Profesör Erdoğan, gelinen noktada AB’nin bu alanda da Ankara ile işbirliği yapmak durumunda olduğuna, “oraları işgal bölgeleri” diyerek destek olmaktan kaçınmasının artık mümkün görünmediğine işaret ederken, şunları kaydetti:
“AB yakın zamanda gerçeklerle yüzleşmek durumunda kalacak. Çünkü Türkiye’nin o bölgedeki varlığı uluslararası hukuk bakımından tartışılabilir ama Türkiye’nin oradaki varlığının, milyonlarca yeni mültecinin Türkiye’ye ve oradan da Avrupa’ya akmasına engel olduğu da bir gerçek. Türkiye Suriye’den çekilirse, çok dev bir mülteci akınıyla karşı karşıya kalınması ihtimali de çok yüksek. Türkiye yeni gelenlere ‘istediğiniz yere gidebilirsiniz, biz sınırları kontrol etmeyeceğiz’ derse Avrupa sınırlarında nasıl bir kabus yaşanabilir farkında mısınız? Suriye politikaları ile ilgili olarak Türk hükümetini eleştirebileceğimiz çok nokta var ancak şunu da ifade etmek lazım: Eğer Türkiye oradaki tampon bölgeleri oluşturmasaydı, Suriyelilerin Suriye topraklarında kalabilmelerini sağlamasaydı, Türkiye’deki mülteci sayısı 10 milyonu aşardı. Bu gerçeği de, bu bölgeler için hiç bir mali destek vermeyen Avrupalılar da gayet iyi biliyorlar.”

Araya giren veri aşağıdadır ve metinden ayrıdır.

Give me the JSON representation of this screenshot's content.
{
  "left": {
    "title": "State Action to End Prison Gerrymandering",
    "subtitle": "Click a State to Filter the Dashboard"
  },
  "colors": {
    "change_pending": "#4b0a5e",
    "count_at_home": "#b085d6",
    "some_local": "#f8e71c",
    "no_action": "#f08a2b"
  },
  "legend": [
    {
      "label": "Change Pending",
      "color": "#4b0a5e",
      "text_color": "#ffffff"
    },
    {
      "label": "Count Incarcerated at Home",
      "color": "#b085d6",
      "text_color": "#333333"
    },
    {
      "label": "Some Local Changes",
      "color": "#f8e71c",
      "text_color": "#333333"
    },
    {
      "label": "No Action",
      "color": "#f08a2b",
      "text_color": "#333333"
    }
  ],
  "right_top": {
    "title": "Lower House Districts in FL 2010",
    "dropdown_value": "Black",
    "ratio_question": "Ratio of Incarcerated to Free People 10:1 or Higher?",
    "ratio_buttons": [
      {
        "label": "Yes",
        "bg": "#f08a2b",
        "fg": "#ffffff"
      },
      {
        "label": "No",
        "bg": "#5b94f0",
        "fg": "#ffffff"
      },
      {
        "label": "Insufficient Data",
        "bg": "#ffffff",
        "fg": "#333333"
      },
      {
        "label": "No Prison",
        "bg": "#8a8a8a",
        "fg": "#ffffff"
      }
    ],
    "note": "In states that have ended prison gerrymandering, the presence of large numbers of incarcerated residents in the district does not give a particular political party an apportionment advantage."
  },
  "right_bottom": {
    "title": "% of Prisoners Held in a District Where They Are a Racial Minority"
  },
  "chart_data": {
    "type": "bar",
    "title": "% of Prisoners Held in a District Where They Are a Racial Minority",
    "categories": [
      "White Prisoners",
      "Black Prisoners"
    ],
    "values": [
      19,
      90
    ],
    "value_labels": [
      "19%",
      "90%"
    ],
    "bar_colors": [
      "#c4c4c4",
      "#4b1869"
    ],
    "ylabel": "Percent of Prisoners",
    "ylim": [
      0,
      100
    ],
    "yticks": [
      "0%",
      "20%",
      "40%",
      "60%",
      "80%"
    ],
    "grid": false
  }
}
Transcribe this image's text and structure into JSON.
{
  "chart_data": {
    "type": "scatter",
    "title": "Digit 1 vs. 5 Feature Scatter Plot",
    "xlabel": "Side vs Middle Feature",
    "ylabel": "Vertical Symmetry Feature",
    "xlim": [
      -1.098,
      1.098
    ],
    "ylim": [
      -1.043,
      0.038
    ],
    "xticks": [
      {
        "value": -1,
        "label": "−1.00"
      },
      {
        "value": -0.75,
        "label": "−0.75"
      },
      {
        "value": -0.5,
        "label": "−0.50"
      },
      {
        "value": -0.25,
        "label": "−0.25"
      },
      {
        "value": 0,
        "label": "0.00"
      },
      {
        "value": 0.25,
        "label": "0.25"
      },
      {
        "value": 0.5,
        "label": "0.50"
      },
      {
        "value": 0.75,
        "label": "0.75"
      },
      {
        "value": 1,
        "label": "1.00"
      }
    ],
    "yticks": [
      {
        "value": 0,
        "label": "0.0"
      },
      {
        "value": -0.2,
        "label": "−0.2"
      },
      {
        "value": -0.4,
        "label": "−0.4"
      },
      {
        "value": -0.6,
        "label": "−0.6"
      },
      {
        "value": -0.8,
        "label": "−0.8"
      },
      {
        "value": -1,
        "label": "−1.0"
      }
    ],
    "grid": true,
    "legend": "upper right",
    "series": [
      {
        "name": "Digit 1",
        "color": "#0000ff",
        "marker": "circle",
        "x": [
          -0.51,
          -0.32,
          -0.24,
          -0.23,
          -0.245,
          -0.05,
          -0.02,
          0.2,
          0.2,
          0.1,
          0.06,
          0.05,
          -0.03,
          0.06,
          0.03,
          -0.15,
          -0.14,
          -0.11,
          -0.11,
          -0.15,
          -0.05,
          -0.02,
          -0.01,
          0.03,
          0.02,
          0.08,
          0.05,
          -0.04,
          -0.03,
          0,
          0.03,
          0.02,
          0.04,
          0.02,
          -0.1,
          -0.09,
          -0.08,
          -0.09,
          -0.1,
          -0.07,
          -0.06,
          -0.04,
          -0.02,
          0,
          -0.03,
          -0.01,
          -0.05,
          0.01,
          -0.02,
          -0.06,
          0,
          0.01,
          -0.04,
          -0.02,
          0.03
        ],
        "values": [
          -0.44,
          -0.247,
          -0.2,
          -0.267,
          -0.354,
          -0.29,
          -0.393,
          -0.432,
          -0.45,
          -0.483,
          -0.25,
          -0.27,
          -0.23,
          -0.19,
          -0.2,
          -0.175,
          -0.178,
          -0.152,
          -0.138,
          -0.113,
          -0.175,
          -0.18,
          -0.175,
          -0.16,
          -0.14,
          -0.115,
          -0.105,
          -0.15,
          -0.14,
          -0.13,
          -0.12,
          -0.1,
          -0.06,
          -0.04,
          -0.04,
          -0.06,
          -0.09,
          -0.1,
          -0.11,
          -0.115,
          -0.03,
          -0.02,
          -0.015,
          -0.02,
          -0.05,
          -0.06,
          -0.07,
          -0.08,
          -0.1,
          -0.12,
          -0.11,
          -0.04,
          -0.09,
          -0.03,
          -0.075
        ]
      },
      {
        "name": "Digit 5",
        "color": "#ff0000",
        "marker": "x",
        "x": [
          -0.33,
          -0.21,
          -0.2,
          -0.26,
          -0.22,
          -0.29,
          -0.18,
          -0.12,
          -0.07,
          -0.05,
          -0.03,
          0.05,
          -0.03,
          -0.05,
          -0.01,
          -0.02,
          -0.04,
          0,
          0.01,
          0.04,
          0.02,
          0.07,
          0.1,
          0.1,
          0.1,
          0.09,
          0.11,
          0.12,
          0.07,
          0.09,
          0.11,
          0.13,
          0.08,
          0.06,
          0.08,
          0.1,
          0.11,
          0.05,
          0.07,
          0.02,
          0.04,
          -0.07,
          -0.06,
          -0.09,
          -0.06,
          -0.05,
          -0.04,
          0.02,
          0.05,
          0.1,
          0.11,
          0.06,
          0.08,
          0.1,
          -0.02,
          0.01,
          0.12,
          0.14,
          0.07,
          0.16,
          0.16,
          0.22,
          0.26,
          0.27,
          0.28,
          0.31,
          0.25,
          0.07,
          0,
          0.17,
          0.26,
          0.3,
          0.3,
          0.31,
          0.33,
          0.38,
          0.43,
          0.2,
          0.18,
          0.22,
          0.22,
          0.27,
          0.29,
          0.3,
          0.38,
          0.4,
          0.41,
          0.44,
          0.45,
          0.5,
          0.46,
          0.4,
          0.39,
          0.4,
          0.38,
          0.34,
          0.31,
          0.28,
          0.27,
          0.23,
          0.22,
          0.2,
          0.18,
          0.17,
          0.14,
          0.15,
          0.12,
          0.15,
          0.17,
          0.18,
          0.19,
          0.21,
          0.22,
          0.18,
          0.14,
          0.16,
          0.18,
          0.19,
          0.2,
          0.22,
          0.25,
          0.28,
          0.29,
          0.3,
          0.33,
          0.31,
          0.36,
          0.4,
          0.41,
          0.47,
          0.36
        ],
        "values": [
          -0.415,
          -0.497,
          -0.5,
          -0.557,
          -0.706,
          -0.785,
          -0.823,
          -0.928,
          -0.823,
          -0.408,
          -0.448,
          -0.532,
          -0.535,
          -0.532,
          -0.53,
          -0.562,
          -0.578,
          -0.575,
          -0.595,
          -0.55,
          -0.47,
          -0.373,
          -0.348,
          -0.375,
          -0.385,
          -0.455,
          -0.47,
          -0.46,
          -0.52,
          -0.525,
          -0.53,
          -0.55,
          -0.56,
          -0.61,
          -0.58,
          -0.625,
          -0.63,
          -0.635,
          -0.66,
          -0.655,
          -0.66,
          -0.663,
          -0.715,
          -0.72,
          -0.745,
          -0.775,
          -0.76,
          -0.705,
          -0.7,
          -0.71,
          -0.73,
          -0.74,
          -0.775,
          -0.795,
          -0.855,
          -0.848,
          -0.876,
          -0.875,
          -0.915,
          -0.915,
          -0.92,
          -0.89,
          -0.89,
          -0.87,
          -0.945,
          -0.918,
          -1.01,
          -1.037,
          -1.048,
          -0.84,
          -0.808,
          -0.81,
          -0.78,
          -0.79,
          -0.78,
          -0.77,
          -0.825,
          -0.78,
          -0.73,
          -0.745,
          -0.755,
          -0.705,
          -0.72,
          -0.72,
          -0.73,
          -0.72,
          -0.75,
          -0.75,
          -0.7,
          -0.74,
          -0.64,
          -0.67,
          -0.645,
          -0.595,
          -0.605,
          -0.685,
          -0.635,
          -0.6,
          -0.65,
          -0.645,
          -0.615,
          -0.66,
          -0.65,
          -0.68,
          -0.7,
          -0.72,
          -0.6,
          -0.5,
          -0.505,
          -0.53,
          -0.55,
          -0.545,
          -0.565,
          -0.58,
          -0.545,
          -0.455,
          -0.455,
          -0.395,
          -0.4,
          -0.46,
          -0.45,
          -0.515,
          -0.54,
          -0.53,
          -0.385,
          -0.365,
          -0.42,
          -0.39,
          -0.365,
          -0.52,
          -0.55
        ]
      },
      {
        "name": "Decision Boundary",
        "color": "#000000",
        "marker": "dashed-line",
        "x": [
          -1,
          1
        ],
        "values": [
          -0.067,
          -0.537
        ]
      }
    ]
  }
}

Profesör Erdoğan, AB’nin insani politikalarını eleştirirken, “Günümüz dünyasında zengin devletler, insani hareketliliğe ancak bunun kendi kontrolleri altında gerçekleşmesi şartıyla izin veriyor. Zengin Batılı devletler, gerekçesi ne olursa olsun, yaşanan acı ne kadar büyük olursa olsun, mültecilere duvar örüyor” dedi.
Avrupa’nın göçmenler ile mülteciler arasında ayrım yaptığına da işaret eden göç uzmanı Erdoğan, değerlendirmesini şu sözlerle tamamladı:
“Avrupa ülkelerinde, pek çok sektörde, çalışabilecek insan bulunamadığı için ciddi aksamalar yaşanıyor. Göçmenlere, hele nitelikli olanlara, ‘lütfen gelin, hatta size vatandaşlık da verelim’ çağrıları yapıyorlar. Yıllık gerçek ihtiyacı 5 milyon olan AB, yılda 2 milyon civarında göçmen alırken, savaştan ya da siyasi sebepler nedeniyle ülkelerinden kaçan mülteci sayıları çok sembolik kalıyor. Bu nedenle 100 mültecinin sadece 15’i gelişmiş ülkelere ulaşabiliyor. Bu çok acı bir tablo. Artık bu konuda bir mental değişikliğe ihtiyaç var.”